Title: Some Things Never Change
Author: Traxits
Fandom: Treasure Planet
Status: Complete, 434 words.
Pairing: None. Genfic featuring Sarah Hawkins.
Content Notes: No warnings for this piece.
Summary: After the first time they brought Jim home, Sarah had hoped it was the end of those mechanical voices and the whirring buzz of their gears and machinery at her door. She hadn't been able to quite swallow back the feeling that her hope was in vain, that this was going to become a regular thing.

[[ ... One Shot ... ]]

After the first time they brought Jim home, Sarah had hoped it was the end of those mechanical voices and the whirring buzz of their gears and machinery at her door. She hadn't been able to quite swallow back the feeling that her hope was in vain, that this was going to become a regular thing. And it was just as well that she hadn't.

Because it had been.

It got to where every time she heard that mechanical hum, her heart stopped, her mouth went dry, and she tried not to let her hands shake. Jim only acted worse when he saw her shake.

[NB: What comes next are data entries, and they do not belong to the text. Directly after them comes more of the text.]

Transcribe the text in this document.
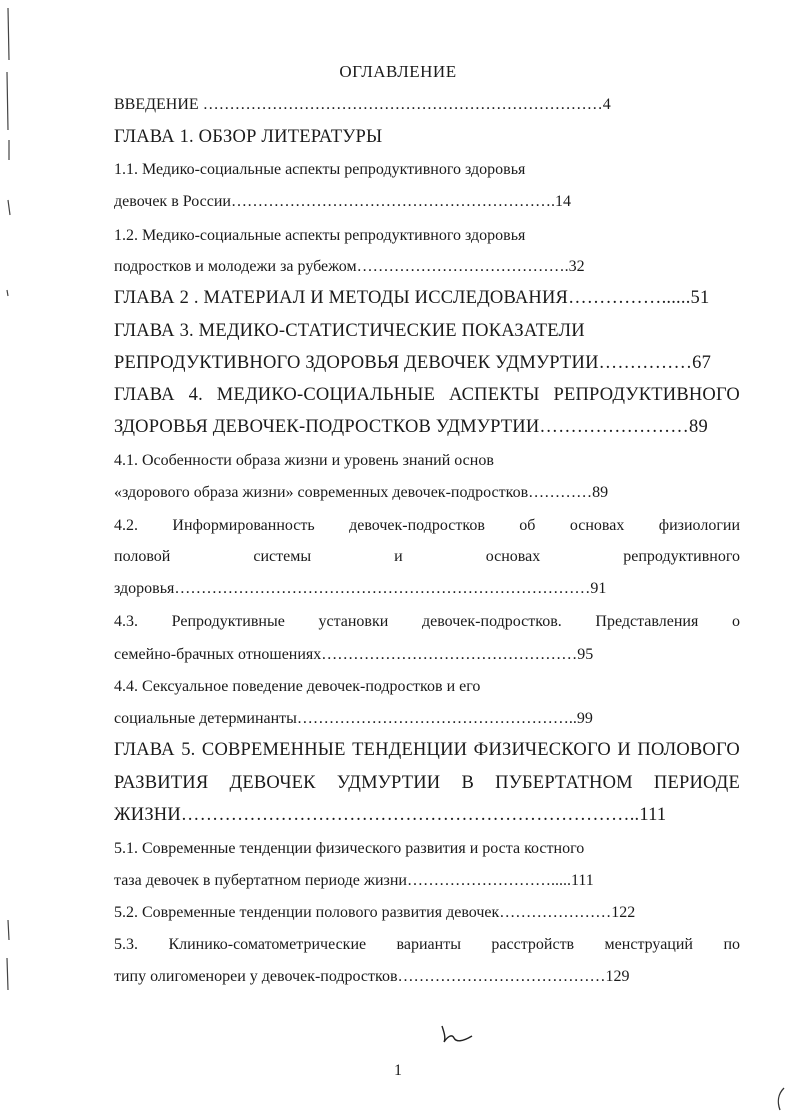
ОГЛАВЛЕНИЕ
ВВЕДЕНИЕ …………………………………………………………………4
ГЛАВА 1. ОБЗОР ЛИТЕРАТУРЫ
1.1. Медико-социальные аспекты репродуктивного здоровья
девочек в России…………………………………………………….14
1.2. Медико-социальные аспекты репродуктивного здоровья
подростков и молодежи за рубежом………………………………….32
ГЛАВА 2 . МАТЕРИАЛ И МЕТОДЫ ИССЛЕДОВАНИЯ……………......51
ГЛАВА 3. МЕДИКО-СТАТИСТИЧЕСКИЕ ПОКАЗАТЕЛИ
РЕПРОДУКТИВНОГО ЗДОРОВЬЯ ДЕВОЧЕК УДМУРТИИ……………67
ГЛАВА 4. МЕДИКО-СОЦИАЛЬНЫЕ АСПЕКТЫ РЕПРОДУКТИВНОГО
ЗДОРОВЬЯ ДЕВОЧЕК-ПОДРОСТКОВ УДМУРТИИ……………………89
4.1. Особенности образа жизни и уровень знаний основ
«здорового образа жизни» современных девочек-подростков…………89
4.2. Информированность девочек-подростков об основах физиологии
половой системы и основах репродуктивного
здоровья……………………………………………………………………91
4.3. Репродуктивные установки девочек-подростков. Представления о
семейно-брачных отношениях…………………………………………95
4.4. Сексуальное поведение девочек-подростков и его
социальные детерминанты……………………………………………..99
ГЛАВА 5. СОВРЕМЕННЫЕ ТЕНДЕНЦИИ ФИЗИЧЕСКОГО И ПОЛОВОГО
РАЗВИТИЯ ДЕВОЧЕК УДМУРТИИ В ПУБЕРТАТНОМ ПЕРИОДЕ
ЖИЗНИ………………………………………………………………..111
5.1. Современные тенденции физического развития и роста костного
таза девочек в пубертатном периоде жизни……………………….....111
5.2. Современные тенденции полового развития девочек…………………122
5.3. Клинико-соматометрические варианты расстройств менструаций по
типу олигоменореи у девочек-подростков…………………………………129
1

And later, after his adventure, after all those months when he came back home grown, taller and standing straighter and proud of himself in ways he hadn't been before... well, even after that, she had her memories of the police. Had seen them track down mothers dining at her inn whose children had attended the Interstellar Academy just to give them the sort of news that sent them into screaming hysterics, or, and she thought this might be worse, made their mouths snap shut, made tension coil tightly in their back, in their hands, in every fiber of their being. The tears were always there though by the time the officers left. Sarah had told them not to worry about it when they fumbled with their purses to pay for the meal.

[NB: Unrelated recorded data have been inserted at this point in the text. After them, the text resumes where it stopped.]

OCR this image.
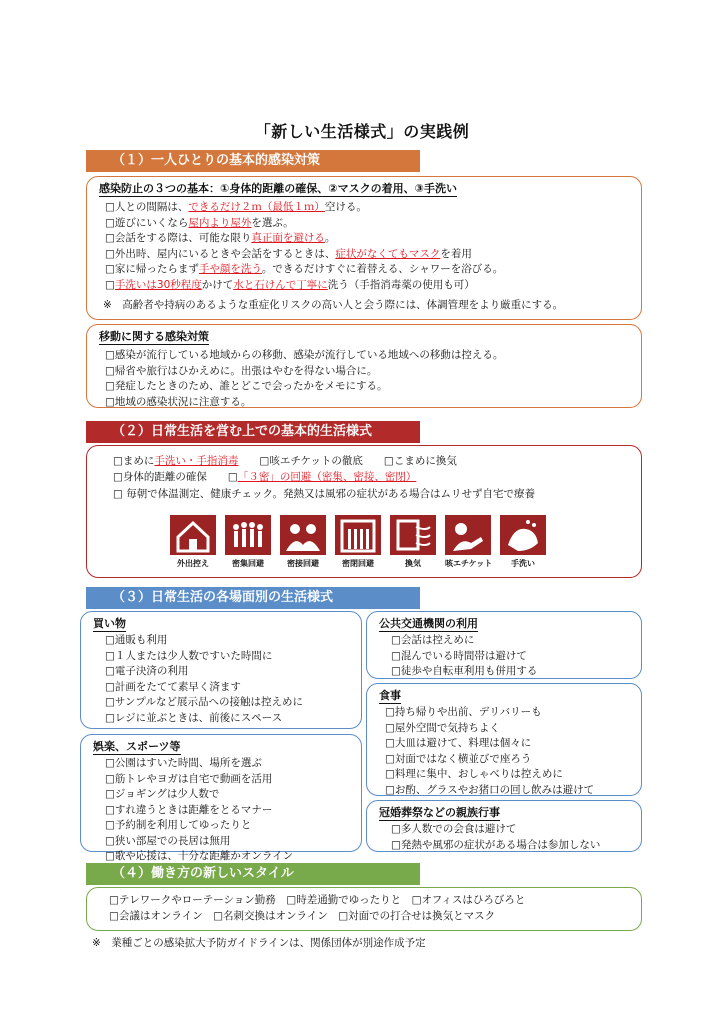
「新しい生活様式」の実践例
（１）一人ひとりの基本的感染対策
感染防止の３つの基本：①身体的距離の確保、②マスクの着用、③手洗い
□人との間隔は、できるだけ２ｍ（最低１ｍ）空ける。
□遊びにいくなら屋内より屋外を選ぶ。
□会話をする際は、可能な限り真正面を避ける。
□外出時、屋内にいるときや会話をするときは、症状がなくてもマスクを着用
□家に帰ったらまず手や顔を洗う。できるだけすぐに着替える、シャワーを浴びる。
□手洗いは30秒程度かけて水と石けんで丁寧に洗う（手指消毒薬の使用も可）
※　高齢者や持病のあるような重症化リスクの高い人と会う際には、体調管理をより厳重にする。
移動に関する感染対策
□感染が流行している地域からの移動、感染が流行している地域への移動は控える。
□帰省や旅行はひかえめに。出張はやむを得ない場合に。
□発症したときのため、誰とどこで会ったかをメモにする。
□地域の感染状況に注意する。
（２）日常生活を営む上での基本的生活様式
□まめに手洗い・手指消毒　　□咳エチケットの徹底　　□こまめに換気
□身体的距離の確保　　□「３密」の回避（密集、密接、密閉）
□ 毎朝で体温測定、健康チェック。発熱又は風邪の症状がある場合はムリせず自宅で療養
外出控え	密集回避	密接回避	密閉回避	換気	咳エチケット	手洗い
（３）日常生活の各場面別の生活様式
買い物
□通販も利用
□１人または少人数ですいた時間に
□電子決済の利用
□計画をたてて素早く済ます
□サンプルなど展示品への接触は控えめに
□レジに並ぶときは、前後にスペース
娯楽、スポーツ等
□公園はすいた時間、場所を選ぶ
□筋トレやヨガは自宅で動画を活用
□ジョギングは少人数で
□すれ違うときは距離をとるマナー
□予約制を利用してゆったりと
□狭い部屋での長居は無用
□歌や応援は、十分な距離かオンライン
公共交通機関の利用
□会話は控えめに
□混んでいる時間帯は避けて
□徒歩や自転車利用も併用する
食事
□持ち帰りや出前、デリバリーも
□屋外空間で気持ちよく
□大皿は避けて、料理は個々に
□対面ではなく横並びで座ろう
□料理に集中、おしゃべりは控えめに
□お酌、グラスやお猪口の回し飲みは避けて
冠婚葬祭などの親族行事
□多人数での会食は避けて
□発熱や風邪の症状がある場合は参加しない
（４）働き方の新しいスタイル
□テレワークやローテーション勤務　□時差通勤でゆったりと　□オフィスはひろびろと
□会議はオンライン　□名刺交換はオンライン　□対面での打合せは換気とマスク
※　業種ごとの感染拡大予防ガイドラインは、関係団体が別途作成予定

The thought of taking their money on the heels of them being told...

Supposedly, it was a kindness, getting that sort of news from a familiar face, from the officers you had grown accustomed to seeing in the area. Sarah didn't think it was a kindness at all. Not when it meant every time they stood on her door - delivering updates to the local laws or important criminal bulletins - her heart stopped. Her throat tightened. And she clenched her hands in her apron to keep them from shaking.

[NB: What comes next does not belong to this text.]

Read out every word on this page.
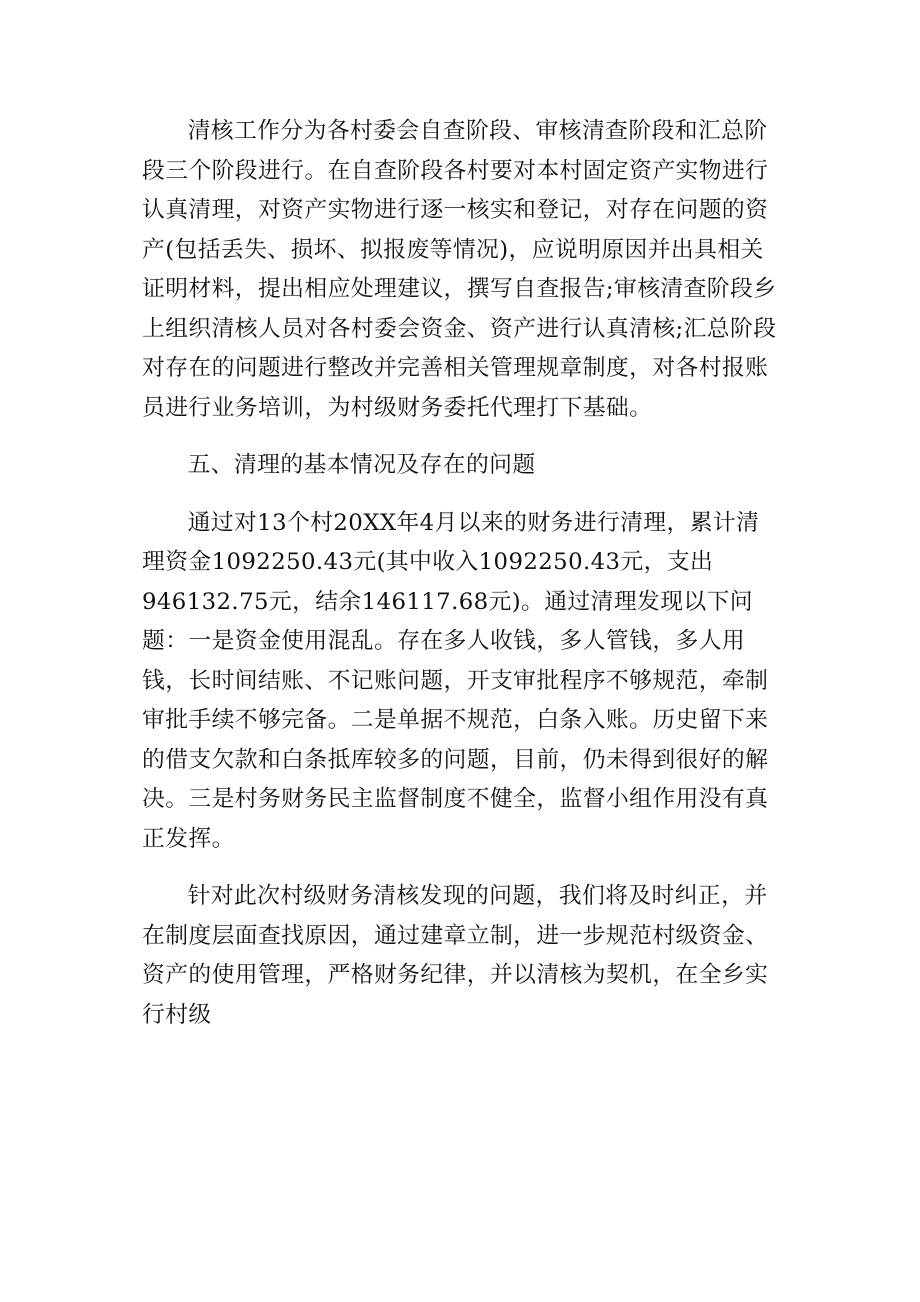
清核工作分为各村委会自查阶段、审核清查阶段和汇总阶段三个阶段进行。在自查阶段各村要对本村固定资产实物进行认真清理，对资产实物进行逐一核实和登记，对存在问题的资产(包括丢失、损坏、拟报废等情况)，应说明原因并出具相关证明材料，提出相应处理建议，撰写自查报告;审核清查阶段乡上组织清核人员对各村委会资金、资产进行认真清核;汇总阶段对存在的问题进行整改并完善相关管理规章制度，对各村报账员进行业务培训，为村级财务委托代理打下基础。

五、清理的基本情况及存在的问题

通过对13个村20XX年4月以来的财务进行清理，累计清理资金1092250.43元(其中收入1092250.43元，支出946132.75元，结余146117.68元)。通过清理发现以下问题：一是资金使用混乱。存在多人收钱，多人管钱，多人用钱，长时间结账、不记账问题，开支审批程序不够规范，牵制审批手续不够完备。二是单据不规范，白条入账。历史留下来的借支欠款和白条抵库较多的问题，目前，仍未得到很好的解决。三是村务财务民主监督制度不健全，监督小组作用没有真正发挥。

针对此次村级财务清核发现的问题，我们将及时纠正，并在制度层面查找原因，通过建章立制，进一步规范村级资金、资产的使用管理，严格财务纪律，并以清核为契机，在全乡实行村级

She didn't have Jim as an excuse anymore, not with him gone off being a famous officer in his neat white uniform. Now she was simply scared of shaking, of revealing that much to them. To anyone.

She could only breathe again when they left, when she could close her eyes and remind herself that Jim was still out there, still chasing pirates and doing whatever dangerous thing he did when asking made him give her that small, tight smile with the quiet reminder, "You promised you wouldn't ask, Mom."